San
Finna N°401 du
19 au 25 Février 2007
"Il n'est de Liberté qu'en dehors de l'Abus"
ELECTIONS
BIDOUILLEES
POURQUOI SONT-ELLES SI DIFFICILES A BOYCOTTER ?
REPONSES DE BURKINABE
La démocratie burkinabé est
un modèle achevé d’hypocrisie. Dans
le record des « Guinness », les constructeurs
récolteront des palmes. C’est que ce qui
a été mis comme ingéniosité,
pressions, moyens financiers… est tel que les résistances
internes ne pouvaient que difficilement supporter la charge.
Lorsque dans un
pays balayé par les phénomènes de
pauvreté, élection après élection,
on pratique la fraude jusqu’à l’affiner
notamment grâce à l’informatique, lorsque
cette fraude est couverte par les autorités morales,
religieuses, par les intellectuels, quasiment tous les
médias, les partenaires techniques et financiers
auxquels le pouvoir a su donner des motivations particularisées,
lorsque la démocratie se joue avec la soumission
des organes de l’Etat, des contre pouvoirs à
un seul homme, les politiques de l’opposition peuvent
apparaître abandonnés jusque par les Dieux
et décider en conséquence de rendre les
armes ou de rentrer dans le rang pour avoir soit la tranquillité,
soit quelques miettes du « gâteau ».
Ainsi, les choses ont été modelées
au Faso, ouvrant un boulevard de démocratie factice
à un régime qui s’y promène
sans la moindre inquiétude, sans le moindre état
d’âme.
Les élections qui se profilent à l’horizon
se tiendront encore une fois, vaille que vaille. Rien
n’a changé : le fichier électoral
est toujours mauvais, la multiplicité des documents
d’identification pour voter permettra encore le
vote des mineurs, des absents, celui des morts.. mais
elle permettra aussi les multiples votes avec transport
du bétail électoral de ville en ville, de
bureau de vote en bureau de vote. Les chefs coutumiers
se posteront encore aux abords des bureaux de vote, s’y
installeront même pour certains. Ils seront là
en chiens de garde pour bien montrer à ceux qui
viennent voter que leurs menaces de retrait des terres,
de bannissement du village… seront appliquées
à la lettre s’ils font le « mauvais
choix ». Et la CENI sera toujours là, au
début comme à la fin du processus pour veiller
au grain, permettre la circulation des listes parallèles
confectionnées à l’avance. Elle sera
là pour laisser se jouer la comédie électorale
en prenant garde de sortir les résultats qui ont
déjà été décidés
en haut lieu. On distribuera donc ce qu’on veut
à chaque parti selon son degré de soumission.

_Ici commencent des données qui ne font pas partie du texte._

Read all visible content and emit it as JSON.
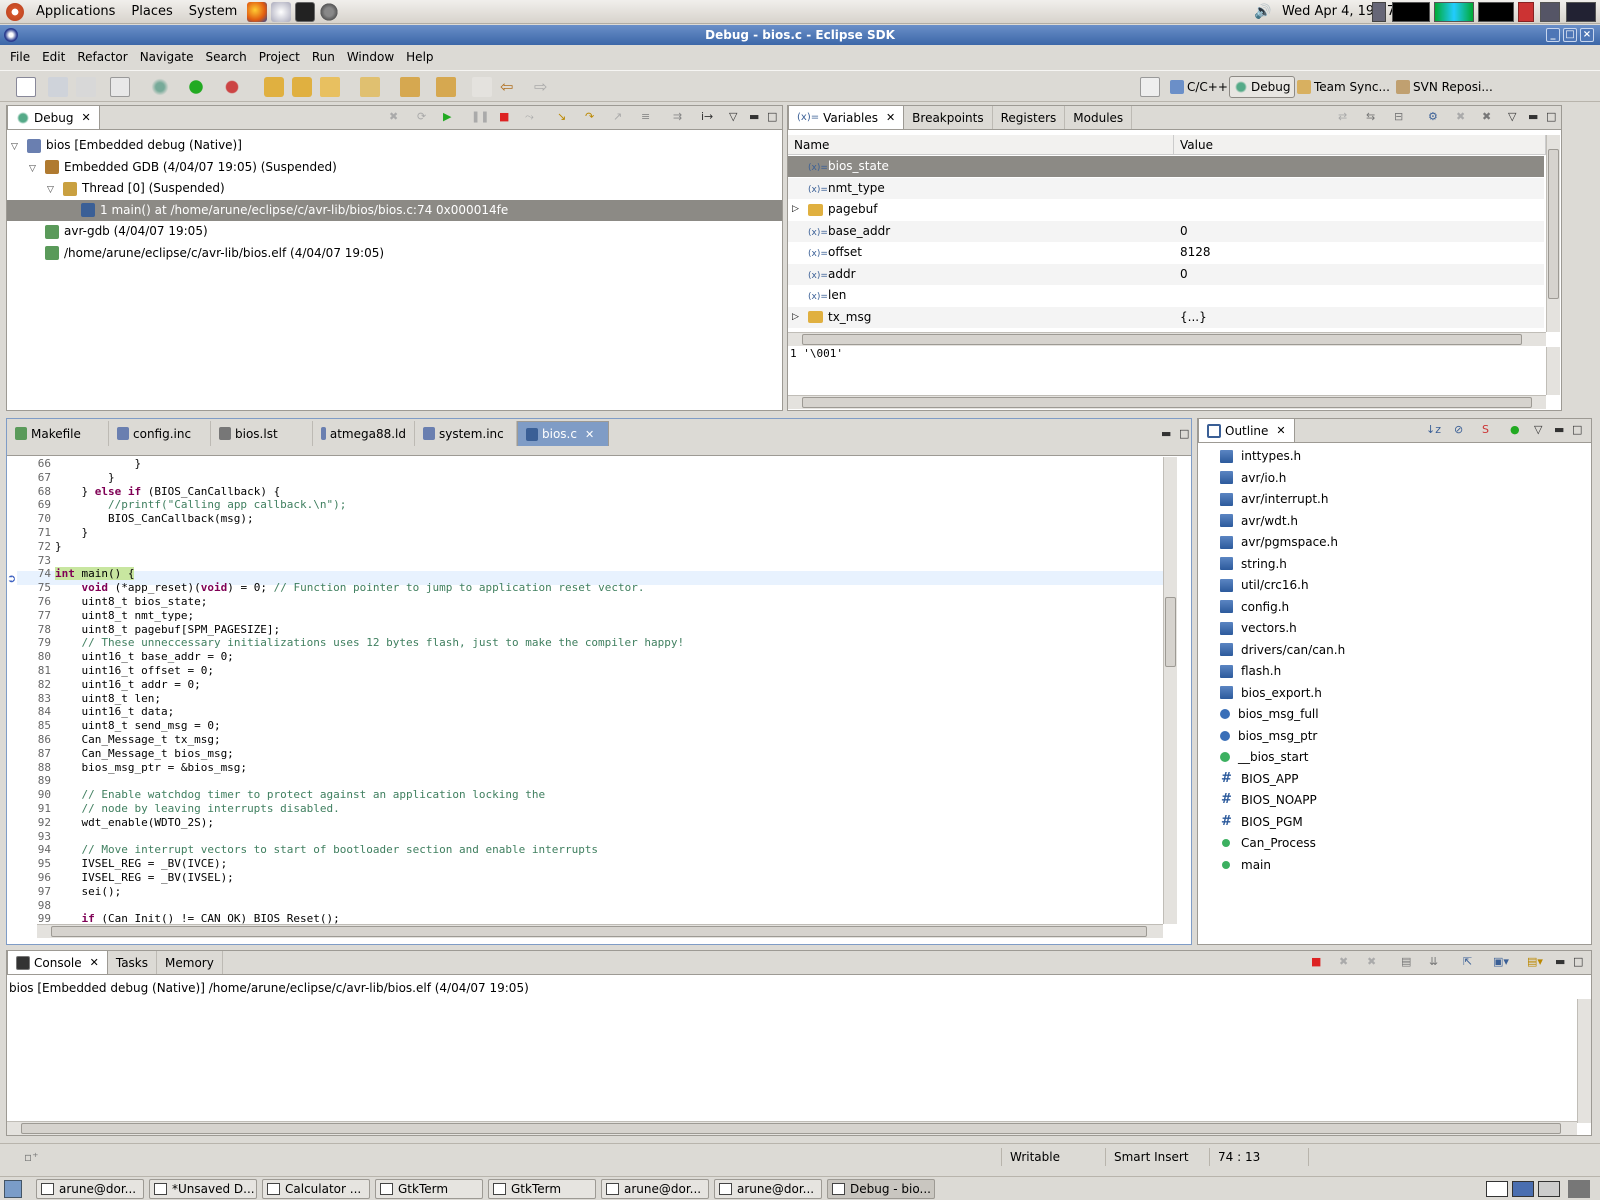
{
  "gnome_panel": {
    "menus": [
      "Applications",
      "Places",
      "System"
    ],
    "clock": "Wed Apr  4, 19:07"
  },
  "window": {
    "title": "Debug - bios.c - Eclipse SDK"
  },
  "menubar": [
    "File",
    "Edit",
    "Refactor",
    "Navigate",
    "Search",
    "Project",
    "Run",
    "Window",
    "Help"
  ],
  "perspectives": [
    {
      "label": "C/C++"
    },
    {
      "label": "Debug"
    },
    {
      "label": "Team Sync..."
    },
    {
      "label": "SVN Reposi..."
    }
  ],
  "debug_view": {
    "tab": "Debug",
    "tree": [
      {
        "text": "bios [Embedded debug (Native)]",
        "indent": 0,
        "expanded": true,
        "icon": "launch-icon"
      },
      {
        "text": "Embedded GDB (4/04/07 19:05) (Suspended)",
        "indent": 1,
        "expanded": true,
        "icon": "debug-target-icon"
      },
      {
        "text": "Thread [0] (Suspended)",
        "indent": 2,
        "expanded": true,
        "icon": "thread-icon"
      },
      {
        "text": "1 main() at /home/arune/eclipse/c/avr-lib/bios/bios.c:74 0x000014fe",
        "indent": 3,
        "selected": true,
        "icon": "stack-frame-icon"
      },
      {
        "text": "avr-gdb (4/04/07 19:05)",
        "indent": 1,
        "icon": "process-icon"
      },
      {
        "text": "/home/arune/eclipse/c/avr-lib/bios.elf (4/04/07 19:05)",
        "indent": 1,
        "icon": "process-icon"
      }
    ]
  },
  "variables_view": {
    "tabs": [
      "Variables",
      "Breakpoints",
      "Registers",
      "Modules"
    ],
    "columns": [
      "Name",
      "Value"
    ],
    "rows": [
      {
        "name": "bios_state",
        "value": "",
        "selected": true
      },
      {
        "name": "nmt_type",
        "value": ""
      },
      {
        "name": "pagebuf",
        "value": "",
        "expandable": true
      },
      {
        "name": "base_addr",
        "value": "0"
      },
      {
        "name": "offset",
        "value": "8128"
      },
      {
        "name": "addr",
        "value": "0"
      },
      {
        "name": "len",
        "value": ""
      },
      {
        "name": "tx_msg",
        "value": "{...}",
        "expandable": true
      }
    ],
    "detail": "1 '\\001'"
  },
  "editor": {
    "tabs": [
      {
        "label": "Makefile"
      },
      {
        "label": "config.inc"
      },
      {
        "label": "bios.lst"
      },
      {
        "label": "atmega88.ld"
      },
      {
        "label": "system.inc"
      },
      {
        "label": "bios.c",
        "active": true
      }
    ],
    "current_line": 74,
    "lines": [
      {
        "n": "66",
        "code": "            }"
      },
      {
        "n": "67",
        "code": "        }"
      },
      {
        "n": "68",
        "code": "    } else if (BIOS_CanCallback) {"
      },
      {
        "n": "69",
        "code": "        //printf(\"Calling app callback.\\n\");"
      },
      {
        "n": "70",
        "code": "        BIOS_CanCallback(msg);"
      },
      {
        "n": "71",
        "code": "    }"
      },
      {
        "n": "72",
        "code": "}"
      },
      {
        "n": "73",
        "code": ""
      },
      {
        "n": "74",
        "code": "int main() {"
      },
      {
        "n": "75",
        "code": "    void (*app_reset)(void) = 0; // Function pointer to jump to application reset vector."
      },
      {
        "n": "76",
        "code": "    uint8_t bios_state;"
      },
      {
        "n": "77",
        "code": "    uint8_t nmt_type;"
      },
      {
        "n": "78",
        "code": "    uint8_t pagebuf[SPM_PAGESIZE];"
      },
      {
        "n": "79",
        "code": "    // These unneccessary initializations uses 12 bytes flash, just to make the compiler happy!"
      },
      {
        "n": "80",
        "code": "    uint16_t base_addr = 0;"
      },
      {
        "n": "81",
        "code": "    uint16_t offset = 0;"
      },
      {
        "n": "82",
        "code": "    uint16_t addr = 0;"
      },
      {
        "n": "83",
        "code": "    uint8_t len;"
      },
      {
        "n": "84",
        "code": "    uint16_t data;"
      },
      {
        "n": "85",
        "code": "    uint8_t send_msg = 0;"
      },
      {
        "n": "86",
        "code": "    Can_Message_t tx_msg;"
      },
      {
        "n": "87",
        "code": "    Can_Message_t bios_msg;"
      },
      {
        "n": "88",
        "code": "    bios_msg_ptr = &bios_msg;"
      },
      {
        "n": "89",
        "code": ""
      },
      {
        "n": "90",
        "code": "    // Enable watchdog timer to protect against an application locking the"
      },
      {
        "n": "91",
        "code": "    // node by leaving interrupts disabled."
      },
      {
        "n": "92",
        "code": "    wdt_enable(WDTO_2S);"
      },
      {
        "n": "93",
        "code": ""
      },
      {
        "n": "94",
        "code": "    // Move interrupt vectors to start of bootloader section and enable interrupts"
      },
      {
        "n": "95",
        "code": "    IVSEL_REG = _BV(IVCE);"
      },
      {
        "n": "96",
        "code": "    IVSEL_REG = _BV(IVSEL);"
      },
      {
        "n": "97",
        "code": "    sei();"
      },
      {
        "n": "98",
        "code": ""
      },
      {
        "n": "99",
        "code": "    if (Can_Init() != CAN_OK) BIOS_Reset();"
      }
    ]
  },
  "outline_view": {
    "tab": "Outline",
    "items": [
      {
        "label": "inttypes.h",
        "kind": "include"
      },
      {
        "label": "avr/io.h",
        "kind": "include"
      },
      {
        "label": "avr/interrupt.h",
        "kind": "include"
      },
      {
        "label": "avr/wdt.h",
        "kind": "include"
      },
      {
        "label": "avr/pgmspace.h",
        "kind": "include"
      },
      {
        "label": "string.h",
        "kind": "include"
      },
      {
        "label": "util/crc16.h",
        "kind": "include"
      },
      {
        "label": "config.h",
        "kind": "include"
      },
      {
        "label": "vectors.h",
        "kind": "include"
      },
      {
        "label": "drivers/can/can.h",
        "kind": "include"
      },
      {
        "label": "flash.h",
        "kind": "include"
      },
      {
        "label": "bios_export.h",
        "kind": "include"
      },
      {
        "label": "bios_msg_full",
        "kind": "variable"
      },
      {
        "label": "bios_msg_ptr",
        "kind": "variable"
      },
      {
        "label": "__bios_start",
        "kind": "variable-green"
      },
      {
        "label": "BIOS_APP",
        "kind": "macro"
      },
      {
        "label": "BIOS_NOAPP",
        "kind": "macro"
      },
      {
        "label": "BIOS_PGM",
        "kind": "macro"
      },
      {
        "label": "Can_Process",
        "kind": "function"
      },
      {
        "label": "main",
        "kind": "function"
      }
    ]
  },
  "console_view": {
    "tabs": [
      "Console",
      "Tasks",
      "Memory"
    ],
    "header": "bios [Embedded debug (Native)] /home/arune/eclipse/c/avr-lib/bios.elf (4/04/07 19:05)"
  },
  "status_bar": {
    "writable": "Writable",
    "insert_mode": "Smart Insert",
    "position": "74 : 13"
  },
  "taskbar": [
    {
      "label": "arune@dor..."
    },
    {
      "label": "*Unsaved D..."
    },
    {
      "label": "Calculator ..."
    },
    {
      "label": "GtkTerm"
    },
    {
      "label": "GtkTerm"
    },
    {
      "label": "arune@dor..."
    },
    {
      "label": "arune@dor..."
    },
    {
      "label": "Debug - bio...",
      "active": true
    }
  ]
}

La CENI accomplira d’autant plus facilement ce travail
que, mise honteusement en place par des fraudes, des manipulations
les plus dégradantes, elle se retrouve très
majoritairement composée, jusque dans le quota
de l’opposition !!, d’éléments
peu ou prou inféodés au pouvoir.
Pourtant, les élections se tiendront avec la participation
de l’opposition. Elle sait que tout est faussé,
elle n’ignore pas ce qui sortira des urnes mais
elle y va. Pourquoi ? La question, il faut la tourner
et la retourner pour tâcher de comprendre.

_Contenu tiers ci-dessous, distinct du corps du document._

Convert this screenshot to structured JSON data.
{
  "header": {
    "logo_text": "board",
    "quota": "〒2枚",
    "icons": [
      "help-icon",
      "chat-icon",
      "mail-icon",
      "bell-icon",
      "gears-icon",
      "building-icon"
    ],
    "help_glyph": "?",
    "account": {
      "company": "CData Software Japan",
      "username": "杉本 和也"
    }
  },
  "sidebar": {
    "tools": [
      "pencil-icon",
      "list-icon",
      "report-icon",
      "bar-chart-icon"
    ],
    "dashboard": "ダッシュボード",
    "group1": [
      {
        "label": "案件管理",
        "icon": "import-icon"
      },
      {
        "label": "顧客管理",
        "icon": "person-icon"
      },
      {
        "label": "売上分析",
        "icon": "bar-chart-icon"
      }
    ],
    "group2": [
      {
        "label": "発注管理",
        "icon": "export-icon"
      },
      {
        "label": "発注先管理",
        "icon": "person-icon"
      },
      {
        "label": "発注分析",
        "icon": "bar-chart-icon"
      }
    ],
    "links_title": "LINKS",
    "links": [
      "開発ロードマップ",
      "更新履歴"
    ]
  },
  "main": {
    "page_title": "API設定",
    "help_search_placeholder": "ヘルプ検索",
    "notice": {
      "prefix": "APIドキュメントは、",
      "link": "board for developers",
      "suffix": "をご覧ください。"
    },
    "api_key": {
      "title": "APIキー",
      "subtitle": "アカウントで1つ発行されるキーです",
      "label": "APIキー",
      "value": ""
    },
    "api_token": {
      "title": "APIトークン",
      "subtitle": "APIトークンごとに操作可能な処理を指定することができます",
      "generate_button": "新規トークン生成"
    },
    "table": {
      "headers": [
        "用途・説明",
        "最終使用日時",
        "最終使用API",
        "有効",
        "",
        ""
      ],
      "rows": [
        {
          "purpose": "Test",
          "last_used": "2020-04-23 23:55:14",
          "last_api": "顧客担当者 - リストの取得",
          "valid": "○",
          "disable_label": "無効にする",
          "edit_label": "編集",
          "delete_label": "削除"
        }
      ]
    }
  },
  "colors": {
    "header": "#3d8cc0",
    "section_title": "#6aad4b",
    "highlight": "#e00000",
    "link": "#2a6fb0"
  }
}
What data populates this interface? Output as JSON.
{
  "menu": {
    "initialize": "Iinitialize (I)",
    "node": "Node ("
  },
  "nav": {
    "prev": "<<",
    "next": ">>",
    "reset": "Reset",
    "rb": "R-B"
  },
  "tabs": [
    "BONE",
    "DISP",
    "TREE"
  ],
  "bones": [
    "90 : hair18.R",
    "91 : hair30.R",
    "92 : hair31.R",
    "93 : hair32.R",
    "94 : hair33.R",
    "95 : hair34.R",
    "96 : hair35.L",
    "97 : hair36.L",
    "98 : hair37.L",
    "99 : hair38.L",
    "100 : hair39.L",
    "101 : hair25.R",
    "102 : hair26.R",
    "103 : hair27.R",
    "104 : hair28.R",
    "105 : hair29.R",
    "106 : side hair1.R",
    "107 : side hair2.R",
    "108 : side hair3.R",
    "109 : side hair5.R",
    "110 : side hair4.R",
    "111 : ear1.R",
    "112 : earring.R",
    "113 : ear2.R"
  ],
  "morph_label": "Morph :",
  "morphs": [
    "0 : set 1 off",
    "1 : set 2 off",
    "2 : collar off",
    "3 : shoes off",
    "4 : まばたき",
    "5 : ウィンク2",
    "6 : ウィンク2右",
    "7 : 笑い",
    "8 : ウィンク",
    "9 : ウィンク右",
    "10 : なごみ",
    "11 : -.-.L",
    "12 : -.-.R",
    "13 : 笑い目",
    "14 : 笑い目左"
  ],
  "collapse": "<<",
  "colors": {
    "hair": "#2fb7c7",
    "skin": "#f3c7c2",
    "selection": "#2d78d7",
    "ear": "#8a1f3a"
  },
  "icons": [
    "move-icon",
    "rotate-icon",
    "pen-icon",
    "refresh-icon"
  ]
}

Nous avons donc tendu notre micro pour en savoir plus.
La voici :
«
L’opinion est maintenant acquise au constat que,
plus que jamais, ces élections ne seront pas loyales
et transparentes. Comment expliquez-vous que l’opposition
y participe et croyez-vous qu’elle ne puisse rien
faire d’autre ? »
Alphonse
TOUGMA du FFS :
Je vous remercie. Pour revenir à votre question,
nus avons opté depuis 1991 pour un processus démocratique.
En boycottant des élections, je ne crois pas que
ce soit payant et souvent, on a vu des cas où l’opposition
n’a pas participé et ça a été
préjudiciable à cette opposition. Aujourd’hui,
il ne faut pas forcément boycotter les élections
et laisser l’espace politique au parti au pouvoir.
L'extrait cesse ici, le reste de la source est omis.